- Relator(a)
- Ministro Jorge Mussi
- Órgão julgador
- Quinta Turma
- Data do julgamento
- 20/03/2014
- Data de publicação
- 02/04/2014
STJ – Acórdão, Rel. Ministro Jorge Mussi, Quinta Turma, j. 20/03/2014, p. 02/04/2014
HABEAS CORPUS. IMPETRAÇÃO ORIGINÁRIA. SUBSTITUIÇÃO AO RECURSO ORDINÁRIO. IMPOSSIBILIDADE. RESPEITO AO SISTEMA RECURSAL PREVISTO NA CARTA MAGNA. NÃO CONHECIMENTO. 1. A Primeira Turma do Supremo Tribunal Federal, buscando dar efetividade às normas previstas na Constituição Federal e na Lei 8.038/90, passou a não mais admitir o manejo do habeas corpus originário em substituição ao recurso ordinário cabível, entendimento que foi adotado por este Superior Tribunal de Justiça. 2. O constrangimento apontado na inicial será analisado, a fim de que se verifique a existência de flagrante ilegalidade que justifique a atuação de ofício por este Superior Tribunal de Justiça.
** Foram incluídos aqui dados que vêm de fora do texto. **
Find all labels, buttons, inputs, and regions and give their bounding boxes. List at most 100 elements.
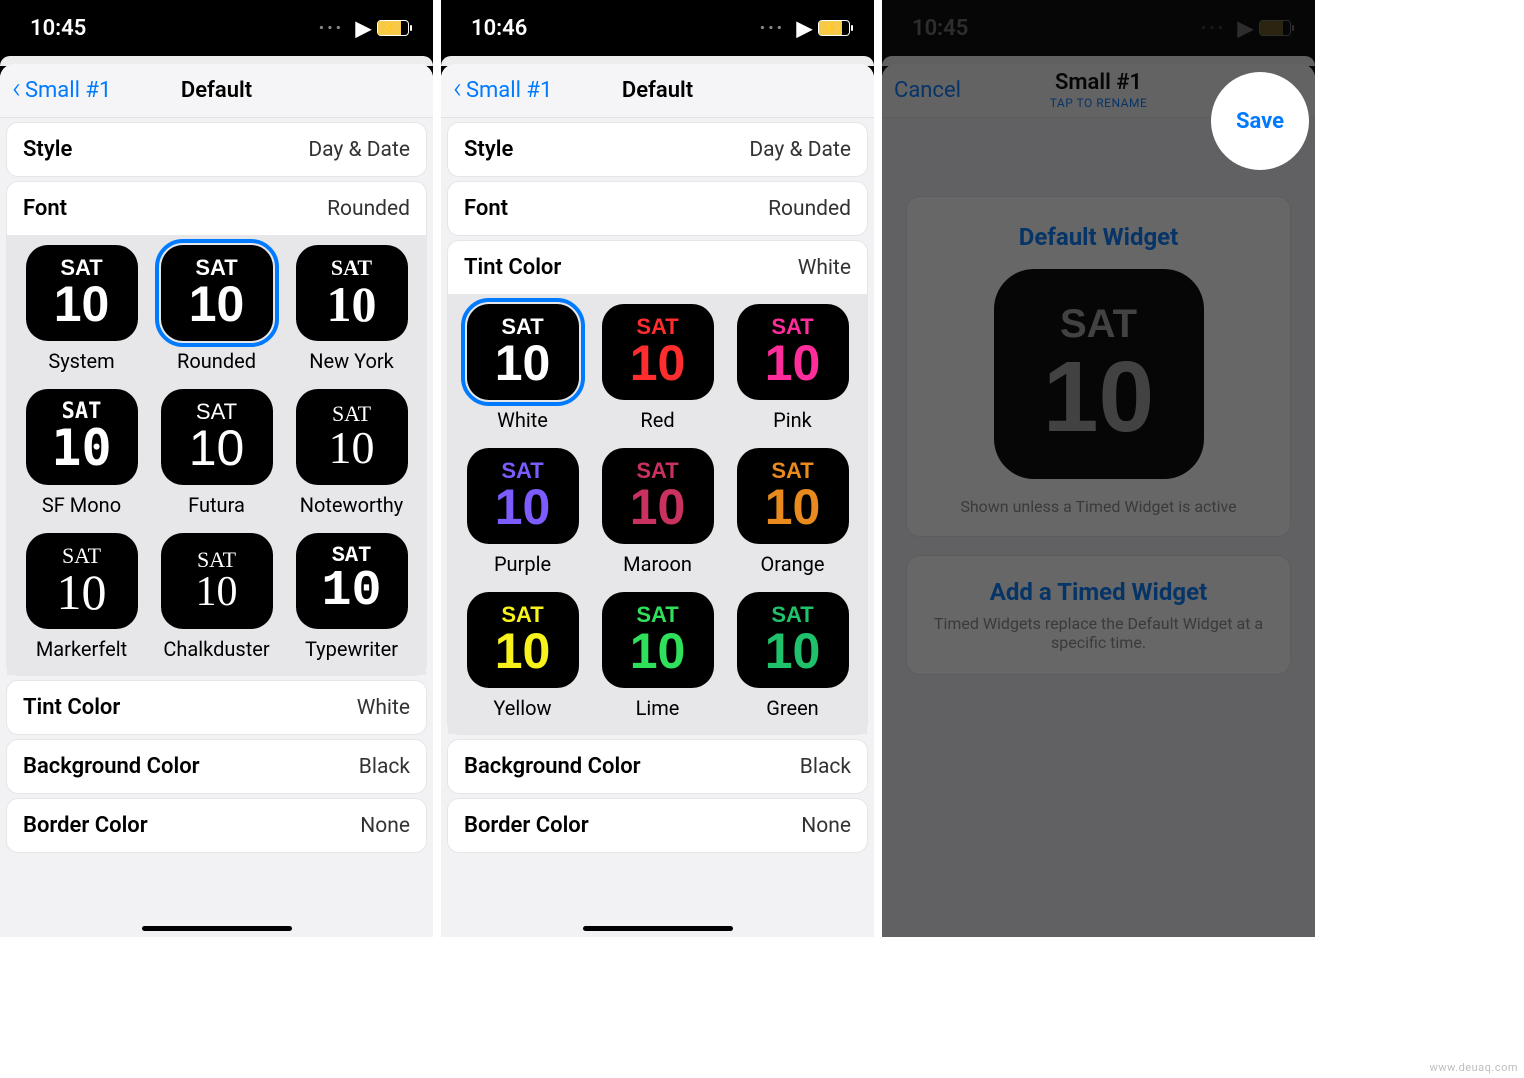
font-option-sf-mono[interactable]: SAT10 SF Mono: [17, 389, 146, 527]
font-option-chalkduster[interactable]: SAT10 Chalkduster: [152, 533, 281, 671]
bg-row[interactable]: Background Color Black: [7, 740, 426, 793]
tile-label: SF Mono: [42, 493, 121, 517]
status-icons: ▶︎ ⚡: [759, 16, 850, 41]
tint-option-purple[interactable]: SAT10Purple: [458, 448, 587, 586]
nav-title: Default: [622, 78, 693, 103]
preview-day: SAT: [1060, 302, 1137, 347]
font-option-markerfelt[interactable]: SAT10Markerfelt: [17, 533, 146, 671]
tint-option-lime[interactable]: SAT10 Lime: [593, 592, 722, 730]
style-row[interactable]: Style Day & Date: [448, 123, 867, 176]
row-value: None: [360, 814, 410, 838]
tile-num: 10: [630, 338, 686, 388]
cancel-label: Cancel: [894, 78, 961, 103]
tile-label: Futura: [188, 493, 245, 517]
style-row[interactable]: Style Day & Date: [7, 123, 426, 176]
card-caption: Shown unless a Timed Widget is active: [921, 497, 1276, 516]
font-tile: SAT10: [161, 533, 273, 629]
save-button[interactable]: Save: [1249, 64, 1297, 117]
row-label: Background Color: [23, 754, 200, 779]
font-row[interactable]: Font Rounded: [7, 182, 426, 235]
chevron-left-icon: ‹: [12, 74, 21, 104]
tile-num: 10: [54, 279, 110, 329]
phone-3: 10:45 ▶︎ ⚡ Cancel Small #1 TAP TO RENAME…: [882, 0, 1315, 937]
font-option-typewriter[interactable]: SAT10Typewriter: [287, 533, 416, 671]
font-option-new-york[interactable]: SAT10New York: [287, 245, 416, 383]
card-title: Add a Timed Widget: [927, 578, 1270, 606]
card-caption: Timed Widgets replace the Default Widget…: [927, 614, 1270, 652]
sheet: ‹ Small #1 Default Style Day & Date Font…: [441, 64, 874, 937]
tile-label: Orange: [761, 552, 825, 576]
row-value: White: [798, 256, 851, 280]
font-option-noteworthy[interactable]: SAT10Noteworthy: [287, 389, 416, 527]
border-row[interactable]: Border Color None: [7, 799, 426, 852]
bg-row[interactable]: Background Color Black: [448, 740, 867, 793]
tint-section: Tint Color White SAT10WhiteSAT10RedSAT10…: [447, 240, 868, 735]
timed-widget-card[interactable]: Add a Timed Widget Timed Widgets replace…: [906, 555, 1291, 675]
tile-num: 10: [765, 338, 821, 388]
nav-bar: Cancel Small #1 TAP TO RENAME Save: [882, 64, 1315, 118]
tint-option-white[interactable]: SAT10White: [458, 304, 587, 442]
home-indicator[interactable]: [583, 926, 733, 931]
tile-label: Lime: [636, 696, 680, 720]
font-option-system[interactable]: SAT10System: [17, 245, 146, 383]
content[interactable]: Default Widget SAT 10 Shown unless a Tim…: [882, 118, 1315, 937]
back-button[interactable]: ‹ Small #1: [12, 64, 111, 117]
tint-tile: SAT10: [602, 592, 714, 688]
tile-day: SAT: [197, 549, 236, 571]
tile-label: Purple: [494, 552, 551, 576]
content[interactable]: Style Day & Date Font Rounded SAT10Syste…: [0, 118, 433, 937]
tint-option-red[interactable]: SAT10Red: [593, 304, 722, 442]
font-tile: SAT10: [26, 389, 138, 485]
row-label: Background Color: [464, 754, 641, 779]
tile-label: Markerfelt: [36, 637, 127, 661]
row-label: Style: [464, 137, 513, 162]
back-button[interactable]: ‹ Small #1: [453, 64, 552, 117]
default-widget-card[interactable]: Default Widget SAT 10 Shown unless a Tim…: [906, 196, 1291, 537]
tile-num: 10: [630, 482, 686, 532]
tint-option-pink[interactable]: SAT10Pink: [728, 304, 857, 442]
wifi-icon: ▶︎: [797, 16, 812, 40]
tile-label: Chalkduster: [163, 637, 269, 661]
tint-option-green[interactable]: SAT10Green: [728, 592, 857, 730]
border-section: Border Color None: [6, 798, 427, 853]
row-value: Day & Date: [308, 138, 410, 162]
font-option-futura[interactable]: SAT10Futura: [152, 389, 281, 527]
font-option-rounded[interactable]: SAT10Rounded: [152, 245, 281, 383]
watermark: www.deuaq.com: [1430, 1061, 1518, 1074]
cancel-button[interactable]: Cancel: [894, 64, 961, 117]
font-section: Font Rounded: [447, 181, 868, 236]
row-value: Rounded: [327, 197, 410, 221]
status-bar: 10:45 ▶︎ ⚡: [882, 0, 1315, 56]
wifi-icon: ▶︎: [356, 16, 371, 40]
status-time: 10:45: [30, 16, 86, 41]
tint-option-maroon[interactable]: SAT10Maroon: [593, 448, 722, 586]
tint-option-orange[interactable]: SAT10Orange: [728, 448, 857, 586]
tint-option-yellow[interactable]: SAT10Yellow: [458, 592, 587, 730]
font-row[interactable]: Font Rounded: [448, 182, 867, 235]
cellular-icon: [759, 16, 790, 41]
status-bar: 10:45 ▶︎ ⚡: [0, 0, 433, 56]
tint-tile: SAT10: [737, 304, 849, 400]
home-indicator[interactable]: [142, 926, 292, 931]
border-row[interactable]: Border Color None: [448, 799, 867, 852]
tint-row[interactable]: Tint Color White: [7, 681, 426, 734]
row-value: Rounded: [768, 197, 851, 221]
row-value: Black: [800, 755, 851, 779]
nav-title-rename[interactable]: Small #1 TAP TO RENAME: [1050, 70, 1148, 111]
nav-title: Default: [181, 78, 252, 103]
tile-num: 10: [57, 567, 107, 617]
back-label: Small #1: [466, 78, 552, 103]
row-value: White: [357, 696, 410, 720]
row-label: Border Color: [464, 813, 589, 838]
chevron-left-icon: ‹: [453, 74, 462, 104]
bg-section: Background Color Black: [447, 739, 868, 794]
tile-label: New York: [309, 349, 394, 373]
cellular-icon: [318, 16, 349, 41]
preview-num: 10: [1043, 347, 1154, 447]
tile-label: System: [48, 349, 114, 373]
content[interactable]: Style Day & Date Font Rounded Tint Color…: [441, 118, 874, 937]
battery-icon: ⚡: [377, 20, 409, 36]
row-value: None: [801, 814, 851, 838]
tint-row[interactable]: Tint Color White: [448, 241, 867, 294]
style-section: Style Day & Date: [447, 122, 868, 177]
ROUBO CIRCUNSTANCIADO. FORMAÇÃO DE QUADRILHA. CORRUPÇÃO DE MENORES. PRISÃO PREVENTIVA. EXCESSO DE PRAZO NA FORMAÇÃO DA CULPA. PARTICULARIDADES DA CAUSA. MANDADO DE PRISÃO QUE SÓ VEIO A SER CUMPRIDO ANOS APÓS SUA EXPEDIÇÃO. PACIENTE QUE SE ENCONTRAVA SEGREGADO POR CONDENAÇÃO EM OUTRO PROCESSO. INSTRUÇÃO CRIMINAL JÁ INICIADA E QUE SEGUE SEU CURSO NORMAL. AUDIÊNCIA DE CONTINUIDADE DESIGNADA PARA DATA PRÓXIMA. AUSÊNCIA DE DESÍDIA DA AUTORIDADE JUDICIÁRIA. OBSERVÂNCIA AO PRINCÍPIO DA RAZOABILIDADE. ILEGALIDADE AUSENTE. 1. Os prazos para a conclusão da instrução criminal não são peremptórios, podendo ser flexibilizados diante das peculiaridades do caso concreto, em atenção e dentro dos limites da razoabilidade. 2. Não se constata indícios de desídia do Estado-Juiz, que tem sido diligente no andamento do feito, que segue seu curso normal, em que se apura a prática de três crimes - roubo agravado pelo concurso de agentes, formação de quadrilha e corrupção de menores -, havendo a necessidade de adiamento da audiência de instrução e julgamento devido a ausência do corréu - circunstâncias que exigem que se utilize maior tempo para a solução da causa -, mormente em se considerando que já foi designada audiência de continuidade para data próxima. 3. Ademais, o mandado de prisão preventiva expedido em desfavor do paciente ficou em aberto por longo período, somente sendo cumprido quando obteve o benefício de trabalho externo perante o Juízo da Vara de Execuções Penais. 4. Habeas corpus não conhecido. (HC n. 284.981/CE, relator Ministro Jorge Mussi, Quinta Turma, julgado em 20/3/2014, DJe de 2/4/2014.)